ABC News has the learned that on Thursday the U.S. Department of Agriculture will announce that starting this fall, schools will be able to choose whether or not they buy hamburger that contains lean finely textured beef known as “pink slime.”
“It kind of looks like play dough,” said Kit Foshee, who, until 2001, was a corporate quality assurance manager at Beef Products Inc., the company that makes “pink slime.” “It’s pink and frozen, it’s not what the typical person would consider meat.”
J. Patrick Boyle, president of the American Meat Institute, defended the practice as a way to safely use what otherwise would be wasted: “BLBT (Boneless Lean Beef Trimmings) is a sustainable product because it recovers lean meat that would otherwise be wasted,” he said in a statement.
However, the substance, critics said, is more like gelatin than meat, and before BPI found a way to use it by disinfecting the trimmings with ammonia, it was sold only to dog food or cooking oil suppliers. But Boyle said, “The beef trimmings that are used to make BLBT are absolutely edible” and Janet Riley, senior vice president of public affairs for AMI, said there was no reason to label beef that contains “pink slime.”

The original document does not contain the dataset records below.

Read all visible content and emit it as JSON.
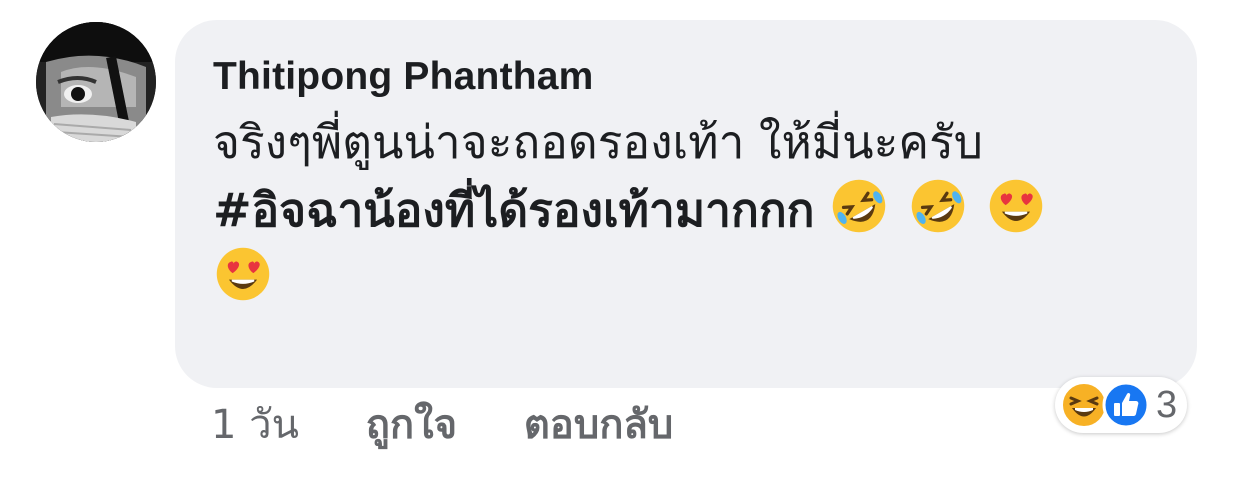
{
  "comment": {
    "author": "Thitipong Phantham",
    "text_line1": "จริงๆพี่ตูนน่าจะถอดรองเท้า ให้มี่นะครับ",
    "hashtag": "#อิจฉาน้องที่ได้รองเท้ามากกก",
    "emojis": [
      "rolling-on-floor-laughing",
      "rolling-on-floor-laughing",
      "heart-eyes",
      "heart-eyes"
    ]
  },
  "actions": {
    "time": "1 วัน",
    "like": "ถูกใจ",
    "reply": "ตอบกลับ"
  },
  "reactions": {
    "icons": [
      "laughing-face-icon",
      "like-thumb-icon"
    ],
    "count": "3",
    "like_color": "#1877f2",
    "haha_color": "#f7b125"
  }
}
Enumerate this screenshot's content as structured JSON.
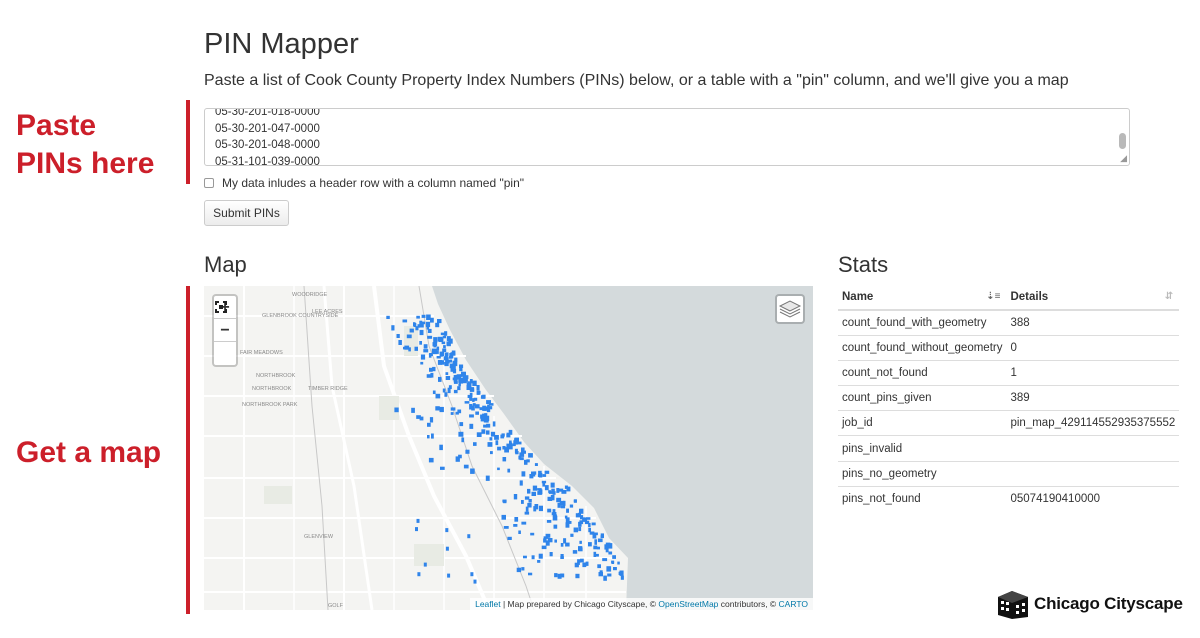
{
  "callouts": {
    "paste": "Paste\nPINs here",
    "map": "Get a map"
  },
  "page": {
    "title": "PIN Mapper",
    "subtitle": "Paste a list of Cook County Property Index Numbers (PINs) below, or a table with a \"pin\" column, and we'll give you a map"
  },
  "pin_input": {
    "lines": [
      "05-30-201-018-0000",
      "05-30-201-047-0000",
      "05-30-201-048-0000",
      "05-31-101-039-0000"
    ]
  },
  "header_checkbox": {
    "label": "My data inludes a header row with a column named \"pin\"",
    "checked": false
  },
  "submit_label": "Submit PINs",
  "map": {
    "heading": "Map",
    "zoom_in": "+",
    "zoom_out": "−",
    "place_labels": [
      "WOODRIDGE",
      "GLENBROOK COUNTRYSIDE",
      "LEE ACRES",
      "FAIR MEADOWS",
      "NORTHBROOK",
      "NORTHBROOK PARK",
      "TIMBER RIDGE",
      "NORTHBROOK",
      "GLENVIEW",
      "GOLF"
    ],
    "attribution": {
      "leaflet": "Leaflet",
      "text1": " | Map prepared by Chicago Cityscape, © ",
      "osm": "OpenStreetMap",
      "text2": " contributors, © ",
      "carto": "CARTO"
    },
    "colors": {
      "land": "#f4f4f2",
      "water": "#d4dadc",
      "road": "#ffffff",
      "marker": "#2f84ea"
    }
  },
  "stats": {
    "heading": "Stats",
    "columns": [
      "Name",
      "Details"
    ],
    "rows": [
      [
        "count_found_with_geometry",
        "388"
      ],
      [
        "count_found_without_geometry",
        "0"
      ],
      [
        "count_not_found",
        "1"
      ],
      [
        "count_pins_given",
        "389"
      ],
      [
        "job_id",
        "pin_map_429114552935375552"
      ],
      [
        "pins_invalid",
        ""
      ],
      [
        "pins_no_geometry",
        ""
      ],
      [
        "pins_not_found",
        "05074190410000"
      ]
    ]
  },
  "logo": {
    "text": "Chicago Cityscape",
    "icon": "building-icon"
  },
  "accent": "#cc1f2a"
}
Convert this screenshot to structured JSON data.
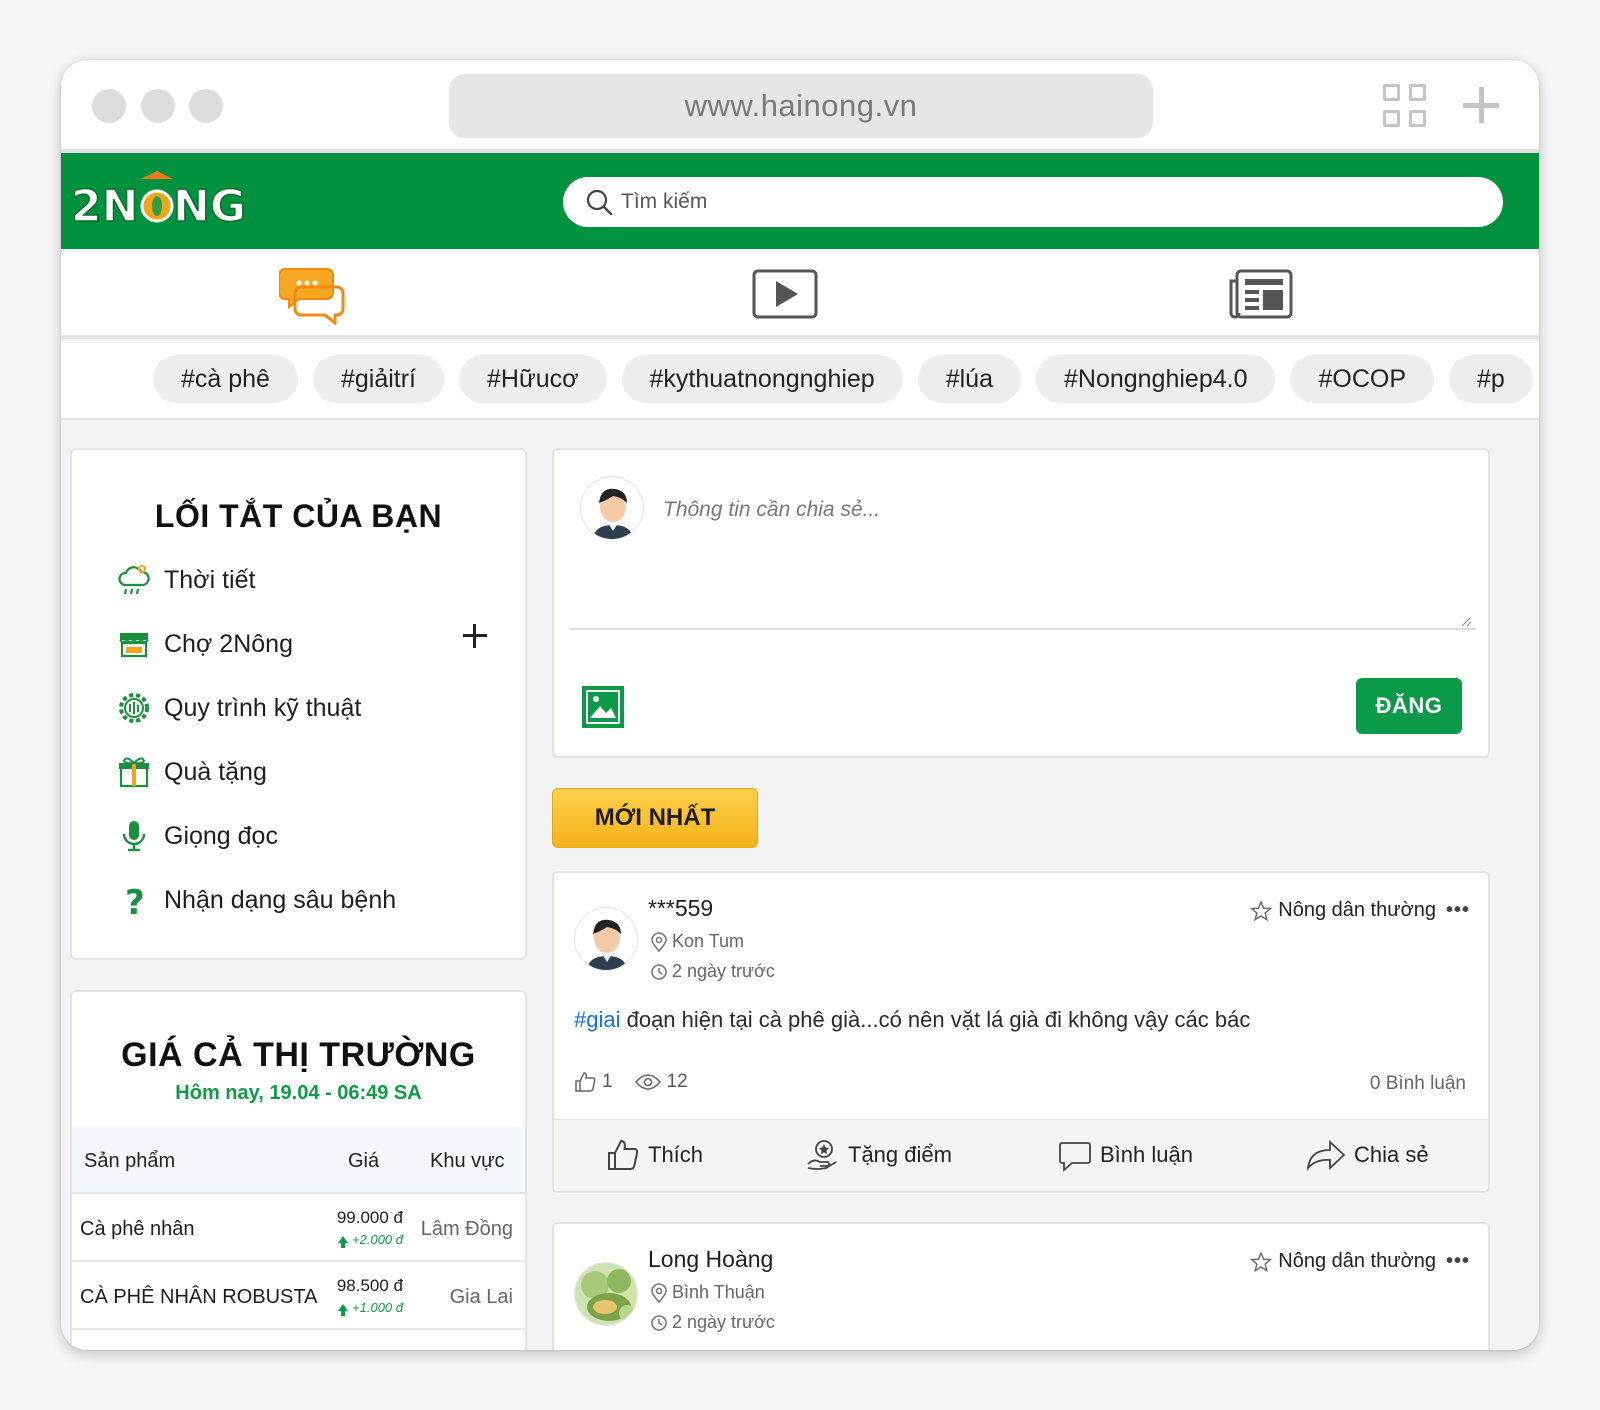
{
  "browser": {
    "url": "www.hainong.vn"
  },
  "header": {
    "logo_text": "2NONG",
    "search_placeholder": "Tìm kiếm",
    "brand_color": "#00923f"
  },
  "icon_nav": [
    {
      "icon": "chat-bubbles-icon",
      "active": true
    },
    {
      "icon": "video-play-icon",
      "active": false
    },
    {
      "icon": "newspaper-icon",
      "active": false
    }
  ],
  "tags": [
    "#cà phê",
    "#giảitrí",
    "#Hữucơ",
    "#kythuatnongnghiep",
    "#lúa",
    "#Nongnghiep4.0",
    "#OCOP",
    "#p"
  ],
  "shortcuts": {
    "title": "LỐI TẮT CỦA BẠN",
    "items": [
      {
        "label": "Thời tiết",
        "icon": "weather-cloud-icon"
      },
      {
        "label": "Chợ 2Nông",
        "icon": "market-stall-icon"
      },
      {
        "label": "Quy trình kỹ thuật",
        "icon": "gear-process-icon"
      },
      {
        "label": "Quà tặng",
        "icon": "gift-icon"
      },
      {
        "label": "Giọng đọc",
        "icon": "microphone-icon"
      },
      {
        "label": "Nhận dạng sâu bệnh",
        "icon": "question-mark-icon"
      }
    ]
  },
  "market": {
    "title": "GIÁ CẢ THỊ TRƯỜNG",
    "subtitle": "Hôm nay, 19.04 - 06:49 SA",
    "columns": [
      "Sản phẩm",
      "Giá",
      "Khu vực"
    ],
    "rows": [
      {
        "product": "Cà phê nhân",
        "price": "99.000 đ",
        "change": "+2.000 đ",
        "region": "Lâm Đồng"
      },
      {
        "product": "CÀ PHÊ NHÂN ROBUSTA",
        "price": "98.500 đ",
        "change": "+1.000 đ",
        "region": "Gia Lai"
      }
    ]
  },
  "composer": {
    "placeholder": "Thông tin cần chia sẻ...",
    "post_button": "ĐĂNG"
  },
  "feed": {
    "newest_label": "MỚI NHẤT",
    "posts": [
      {
        "author": "***559",
        "location": "Kon Tum",
        "time": "2 ngày trước",
        "rank": "Nông dân thường",
        "hashtag": "#giai",
        "text": " đoạn hiện tại cà phê già...có nên vặt lá già đi không vậy các bác",
        "likes": "1",
        "views": "12",
        "comments": "0 Bình luận"
      },
      {
        "author": "Long Hoàng",
        "location": "Bình Thuận",
        "time": "2 ngày trước",
        "rank": "Nông dân thường"
      }
    ],
    "actions": {
      "like": "Thích",
      "give_points": "Tặng điểm",
      "comment": "Bình luận",
      "share": "Chia sẻ"
    }
  }
}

The low-grade trimmings come from the parts of the cow most susceptible to contamination, often close to the hide, which is highly exposed to fecal matter. But because the treatment of the trimmings – simmering them in low heat, separating fat and tissue using a centrifuge and spraying them with ammonia gas to kill germs – the United States Department of Agriculture says it’s safe to eat.